俺はそのことを知っていて避けて通っていた筈だったのだが、この日はうっかりと、悩み事のせいか、迷い込んでしまった。
開き直って、悩み事をしながら本当に出られないものかどうか試してやろうと、秋の夜長を歩き倒すつもりで居たら……どうやら迷い込んでいたのは俺だけじゃなかったようで、リフェリスが"飛んで"きた。
強風に煽られて地面にべしゃったリフェリスのアホ毛を掴んで楽しみながら、何か悩み事でもあるの?と聞いてみたが、彼女はこの場所のことを知らなかったようだ。
リフェリスは最近お兄さんと同じ屋根の下になり、その仕事(錬金術)を手伝っていると言っていたが、今は調合をしているとのことだ。
その為の薬草採りに夢中になって時間を忘れるくらいなので、きっと楽しんでいるのだろう、とても良いことだ。
悩み事の話を微妙に避けながら、お菓子の話や仔猫ちゃんとペッラ・メル・バムに行ってきた話などをして。

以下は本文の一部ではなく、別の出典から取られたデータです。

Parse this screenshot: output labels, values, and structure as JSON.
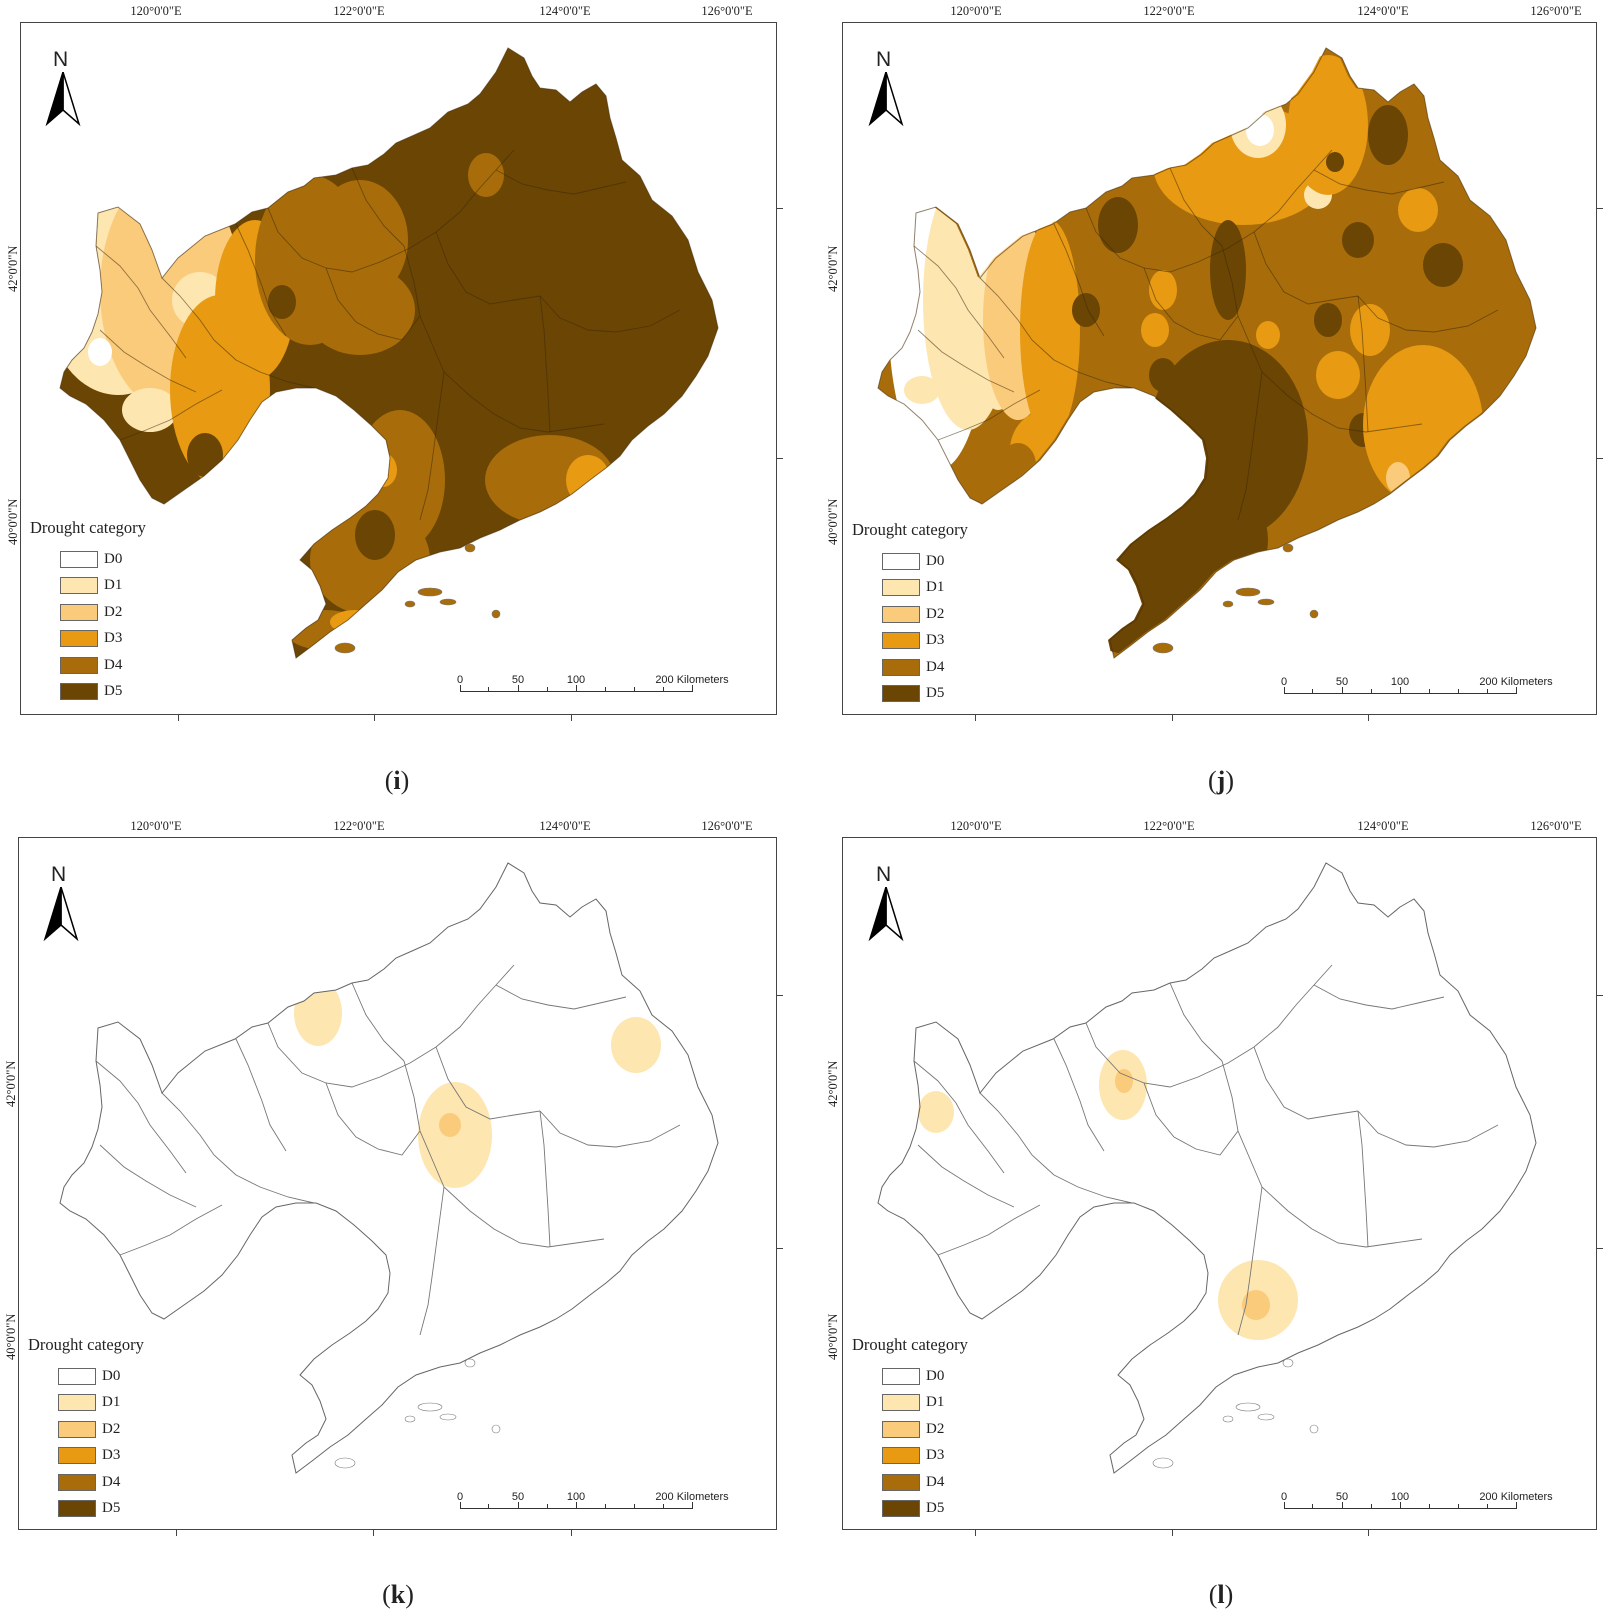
{
  "longitude_labels": [
    "120°0'0\"E",
    "122°0'0\"E",
    "124°0'0\"E",
    "126°0'0\"E"
  ],
  "latitude_labels": [
    "42°0'0\"N",
    "40°0'0\"N"
  ],
  "north_label": "N",
  "legend": {
    "title": "Drought category",
    "categories": [
      {
        "label": "D0",
        "color": "#ffffff"
      },
      {
        "label": "D1",
        "color": "#fde6b0"
      },
      {
        "label": "D2",
        "color": "#fbcb7c"
      },
      {
        "label": "D3",
        "color": "#e79a12"
      },
      {
        "label": "D4",
        "color": "#a86d0a"
      },
      {
        "label": "D5",
        "color": "#6b4504"
      }
    ]
  },
  "scale_bar": {
    "ticks": [
      "0",
      "50",
      "100",
      "200 Kilometers"
    ]
  },
  "panels": [
    {
      "letter": "i",
      "base_category": "D5"
    },
    {
      "letter": "j",
      "base_category": "D4"
    },
    {
      "letter": "k",
      "base_category": "D0"
    },
    {
      "letter": "l",
      "base_category": "D0"
    }
  ]
}
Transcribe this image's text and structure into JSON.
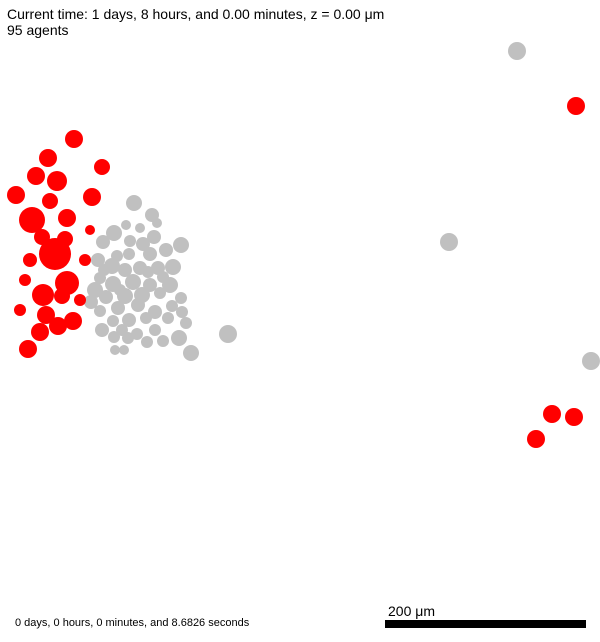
{
  "header": {
    "current_time": "Current time: 1 days, 8 hours, and 0.00 minutes, z = 0.00 μm",
    "agent_count": "95 agents"
  },
  "footer": {
    "elapsed": "0 days, 0 hours, 0 minutes, and 8.6826 seconds"
  },
  "scale_bar": {
    "label": "200 μm"
  },
  "colors": {
    "agent_red": "#ff0000",
    "agent_gray": "#c0c0c0",
    "background": "#ffffff"
  },
  "agents": {
    "red_count": 31,
    "gray_count": 64
  }
}
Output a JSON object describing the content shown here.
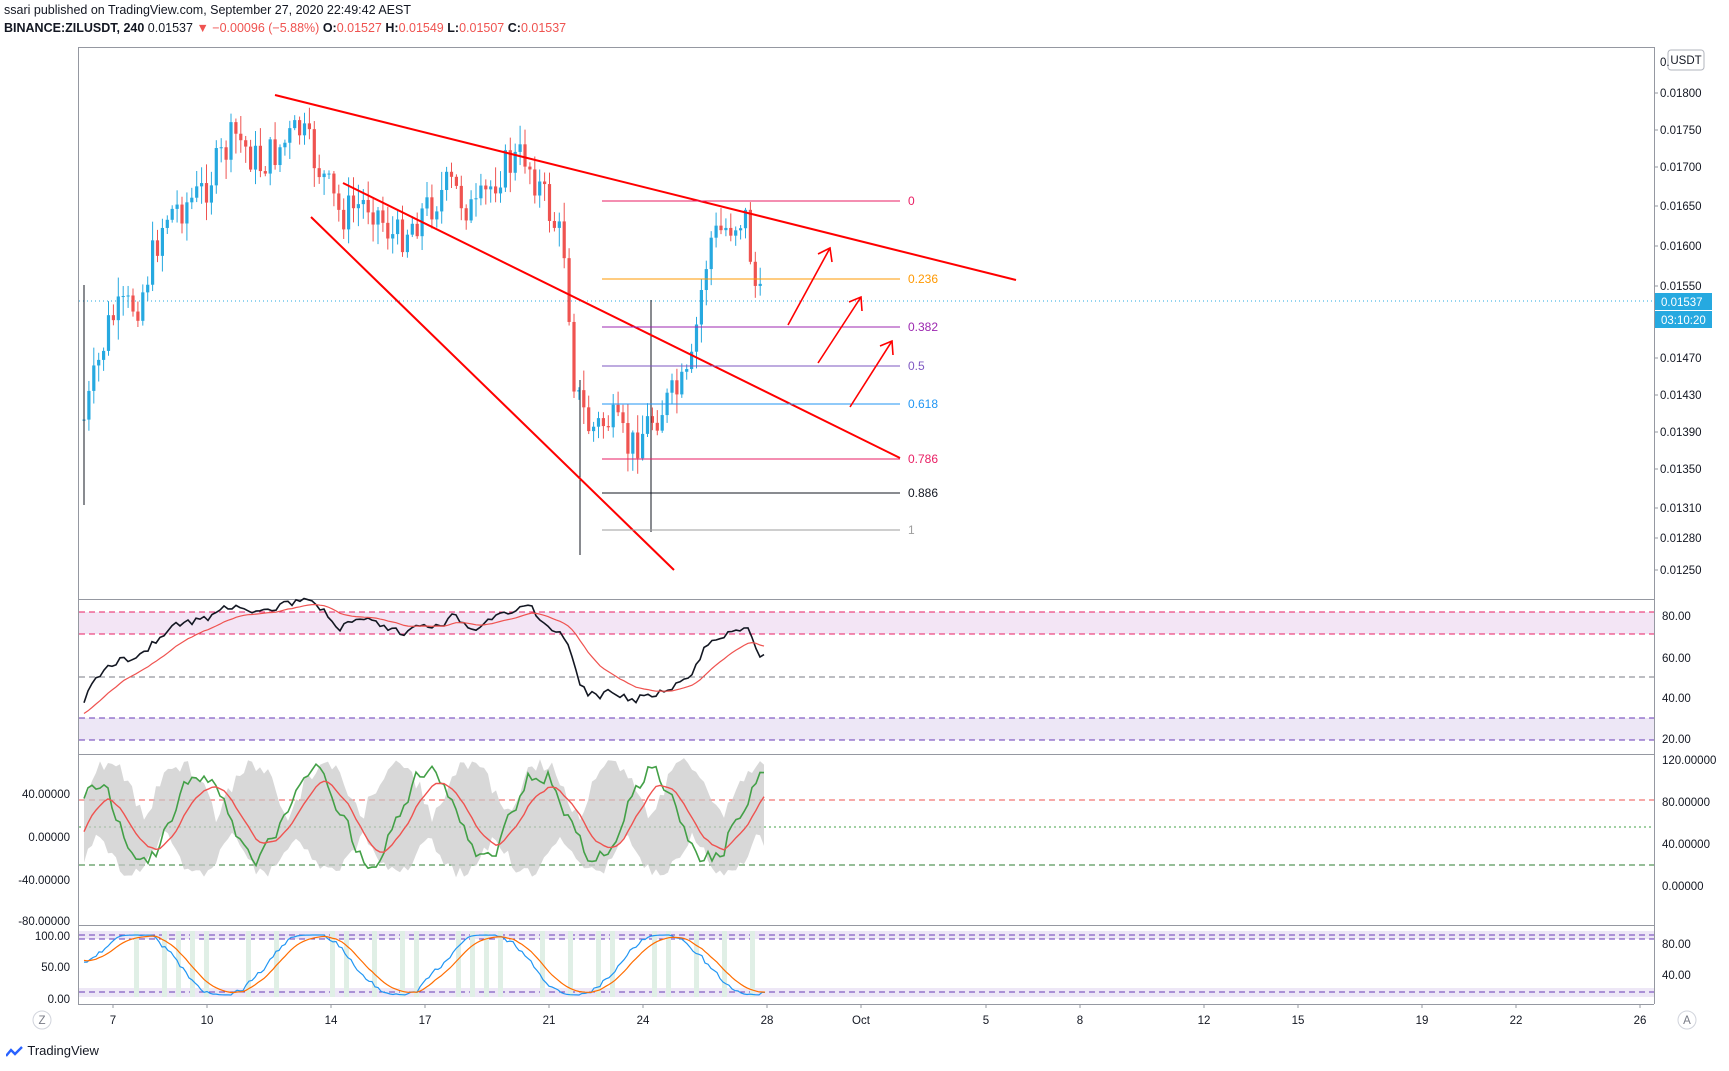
{
  "header": {
    "line1": "ssari published on TradingView.com, September 27, 2020 22:49:42 AEST",
    "symbol": "BINANCE:ZILUSDT, 240",
    "last": "0.01537",
    "change": "▼ −0.00096 (−5.88%)",
    "open_label": "O:",
    "open": "0.01527",
    "high_label": "H:",
    "high": "0.01549",
    "low_label": "L:",
    "low": "0.01507",
    "close_label": "C:",
    "close": "0.01537"
  },
  "price_axis": {
    "currency_badge": "USDT",
    "top_partial": "0.",
    "ticks": [
      "0.01800",
      "0.01750",
      "0.01700",
      "0.01650",
      "0.01600",
      "0.01550",
      "0.01470",
      "0.01430",
      "0.01390",
      "0.01350",
      "0.01310",
      "0.01280",
      "0.01250"
    ],
    "last_price_label": "0.01537",
    "countdown_label": "03:10:20"
  },
  "fib": {
    "levels": [
      {
        "label": "0",
        "price": 0.0166,
        "color": "#e91e63"
      },
      {
        "label": "0.236",
        "price": 0.01565,
        "color": "#ff9800"
      },
      {
        "label": "0.382",
        "price": 0.01515,
        "color": "#9c27b0"
      },
      {
        "label": "0.5",
        "price": 0.01467,
        "color": "#7e57c2"
      },
      {
        "label": "0.618",
        "price": 0.01421,
        "color": "#2196f3"
      },
      {
        "label": "0.786",
        "price": 0.01362,
        "color": "#e91e63"
      },
      {
        "label": "0.886",
        "price": 0.01331,
        "color": "#131722"
      },
      {
        "label": "1",
        "price": 0.01293,
        "color": "#9e9e9e"
      }
    ]
  },
  "rsi_axis": {
    "ticks": [
      "80.00",
      "60.00",
      "40.00",
      "20.00"
    ]
  },
  "cci_axis": {
    "left_ticks": [
      "40.00000",
      "0.00000",
      "-40.00000",
      "-80.00000"
    ],
    "right_ticks": [
      "120.00000",
      "80.00000",
      "40.00000",
      "0.00000"
    ]
  },
  "stoch_axis": {
    "left_ticks": [
      "100.00",
      "50.00",
      "0.00"
    ],
    "right_ticks": [
      "80.00",
      "40.00"
    ]
  },
  "time_axis": {
    "labels": [
      "7",
      "10",
      "14",
      "17",
      "21",
      "24",
      "28",
      "Oct",
      "5",
      "8",
      "12",
      "15",
      "19",
      "22",
      "26"
    ],
    "left_button": "Z",
    "right_button": "A"
  },
  "footer": {
    "brand": "TradingView"
  },
  "colors": {
    "up": "#26a9e0",
    "down": "#ef5350",
    "trend": "#ff0000",
    "rsi_band": "#f3e5f5",
    "last_price_bg": "#26a9e0"
  },
  "chart_data": {
    "type": "candlestick",
    "symbol": "ZILUSDT",
    "interval": "240",
    "ylim": [
      0.0122,
      0.0183
    ],
    "ohlc_sample": {
      "o": 0.01527,
      "h": 0.01549,
      "l": 0.01507,
      "c": 0.01537
    },
    "indicators": [
      "RSI",
      "CCI",
      "Stochastic RSI"
    ]
  }
}
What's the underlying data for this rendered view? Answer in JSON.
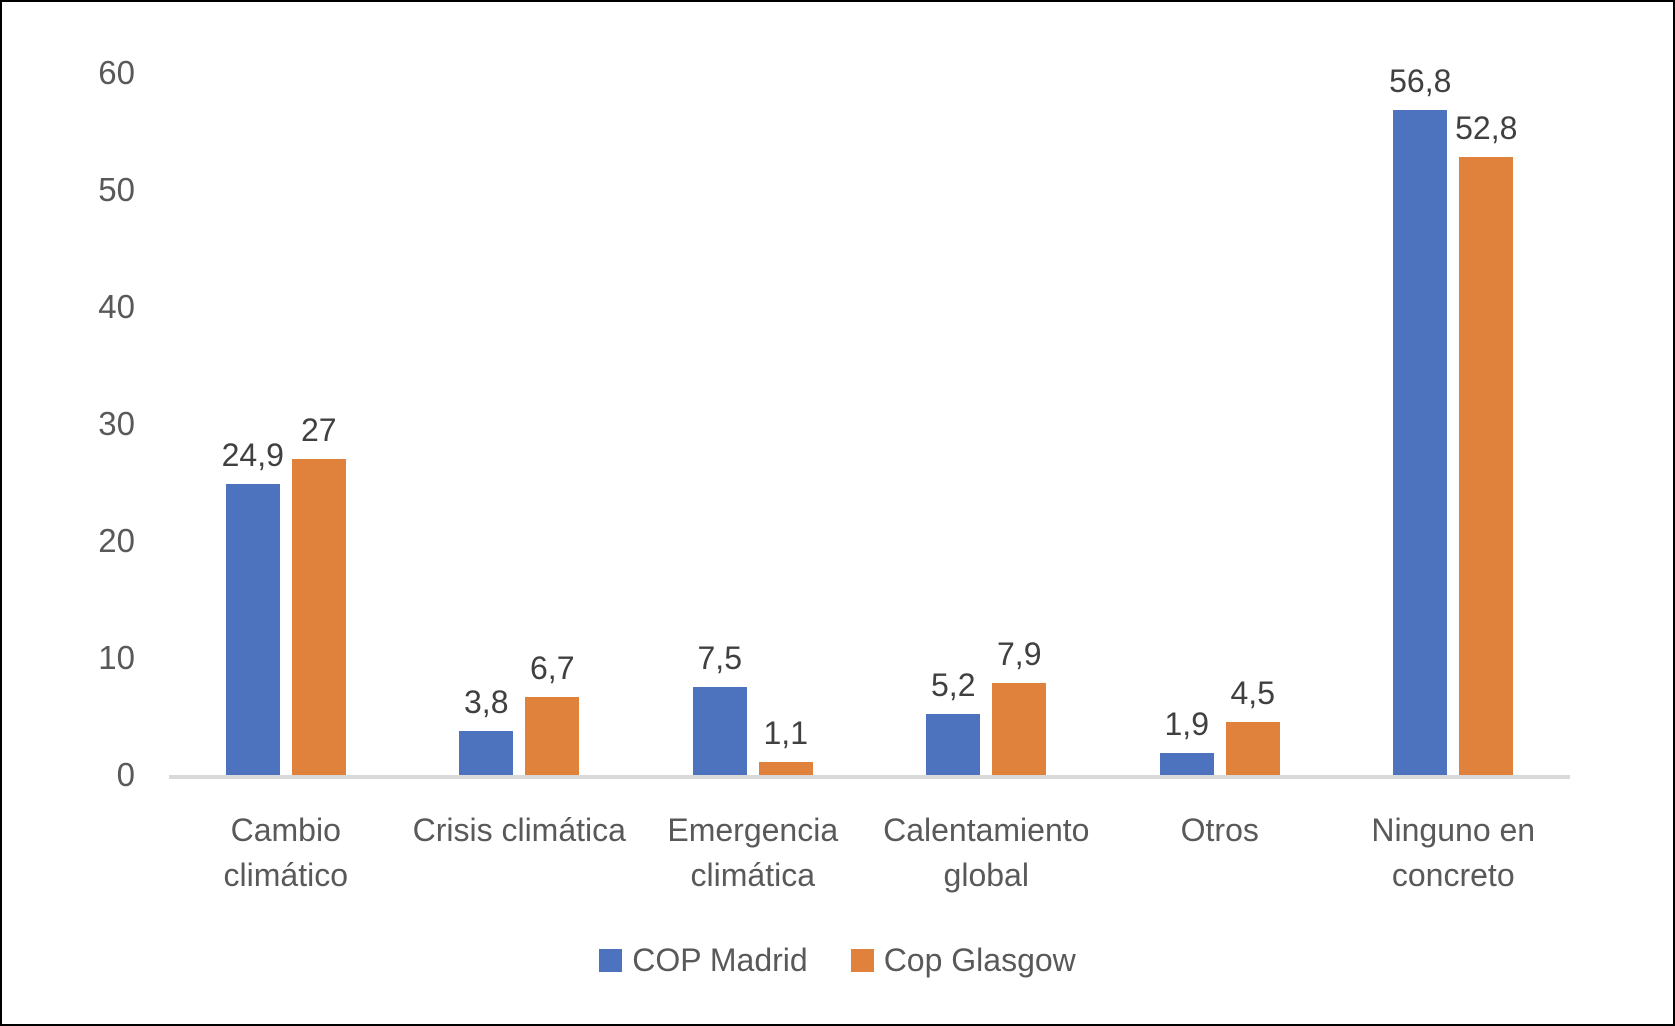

恒例の「リフェリスのやりたいことってなんだろう」という質問を再び向けてみた。
返答は「こうなりたいという願望ならある」だったけれど、俺は色々と具体例をあげて聞いてみたのが良かったのか
料理が上手くなりたいとか、可愛い服作ってみたいとか、ゆっくり本を読んでいたいとか、ゆっくり寝てたいとか、結婚したいらしいと聞けた。
実に女の子らしい。
三千世界の鵺に、ちょっと静かにしててねとお願いして回ろうか。
と、目的のことが聞けたのにも関わらず。
俺がリフェリスの誕生日が5月だと言うことをすっかり忘れていて、落ち込ませてしまったのだった。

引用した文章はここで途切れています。